How do I validate a JWT without a network call per request?
Cache the JWKS in memory with a TTL of 5-10 minutes and a background refresh task. Each request reads the kid from the header, looks up the key in the in-memory cache, and verifies the signature locally. The only network call happens when the cache is cold or a new kid shows up during rotation.
What happens during key rotation?
The auth server starts signing new tokens with a new kid while keeping the old key in JWKS. Verifiers pick up the new key on their next refresh and accept tokens signed by either key. Once every token signed with the old key has expired, the auth server removes it from JWKS.
When should I pick opaque tokens over JWTs?
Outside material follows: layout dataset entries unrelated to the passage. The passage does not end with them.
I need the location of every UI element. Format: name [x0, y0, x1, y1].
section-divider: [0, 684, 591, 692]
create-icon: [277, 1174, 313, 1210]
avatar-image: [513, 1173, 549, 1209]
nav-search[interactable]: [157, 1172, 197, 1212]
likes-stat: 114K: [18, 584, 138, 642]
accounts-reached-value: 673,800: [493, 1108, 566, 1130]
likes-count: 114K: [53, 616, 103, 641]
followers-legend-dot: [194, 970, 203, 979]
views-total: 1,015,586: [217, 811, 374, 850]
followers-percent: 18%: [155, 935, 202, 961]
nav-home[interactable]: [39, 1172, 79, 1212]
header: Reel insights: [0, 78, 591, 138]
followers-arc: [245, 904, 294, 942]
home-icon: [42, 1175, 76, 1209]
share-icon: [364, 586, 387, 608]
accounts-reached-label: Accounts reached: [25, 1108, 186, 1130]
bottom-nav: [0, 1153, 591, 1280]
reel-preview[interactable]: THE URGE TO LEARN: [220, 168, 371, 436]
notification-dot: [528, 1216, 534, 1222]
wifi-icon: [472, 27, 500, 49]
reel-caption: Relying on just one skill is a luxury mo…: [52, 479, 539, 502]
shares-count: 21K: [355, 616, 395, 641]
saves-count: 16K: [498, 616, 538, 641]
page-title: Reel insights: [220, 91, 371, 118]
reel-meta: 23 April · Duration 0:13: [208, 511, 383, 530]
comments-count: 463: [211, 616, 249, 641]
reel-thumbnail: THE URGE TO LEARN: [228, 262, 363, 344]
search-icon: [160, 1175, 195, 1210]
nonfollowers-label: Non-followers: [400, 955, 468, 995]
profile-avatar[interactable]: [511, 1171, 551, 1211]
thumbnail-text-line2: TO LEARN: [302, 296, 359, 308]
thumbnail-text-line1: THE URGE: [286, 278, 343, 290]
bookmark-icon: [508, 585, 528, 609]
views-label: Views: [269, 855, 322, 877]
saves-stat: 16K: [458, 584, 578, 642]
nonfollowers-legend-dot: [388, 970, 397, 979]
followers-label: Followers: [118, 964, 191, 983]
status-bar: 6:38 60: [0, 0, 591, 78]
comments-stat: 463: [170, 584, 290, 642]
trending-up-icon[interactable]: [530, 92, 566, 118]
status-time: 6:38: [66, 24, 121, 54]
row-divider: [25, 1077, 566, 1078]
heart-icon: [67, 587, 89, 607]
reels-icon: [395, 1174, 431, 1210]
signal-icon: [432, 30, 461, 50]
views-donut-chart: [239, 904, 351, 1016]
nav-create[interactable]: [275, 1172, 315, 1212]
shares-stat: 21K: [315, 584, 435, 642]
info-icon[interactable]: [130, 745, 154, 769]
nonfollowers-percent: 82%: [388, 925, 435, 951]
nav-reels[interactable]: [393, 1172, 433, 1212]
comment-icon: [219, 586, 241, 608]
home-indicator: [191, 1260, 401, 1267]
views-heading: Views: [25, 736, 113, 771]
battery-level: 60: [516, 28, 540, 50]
When you need instant revocation, when claims are large or volatile, or when you don't want clients reading internal authorization details. Admin consoles, impersonation flows, and any system where one stolen token can drain an account are good candidates for opaque plus introspection. JWTs win for stateless, high-throughput public APIs.
Is this official guidance?
No. This article is based on RFC 7519 (JWT), RFC 7515 (JWS), RFC 7517 (JWK), and RFC 7662 (Token Introspection), plus the patterns interviewers actually probe. Concrete requirements vary by company.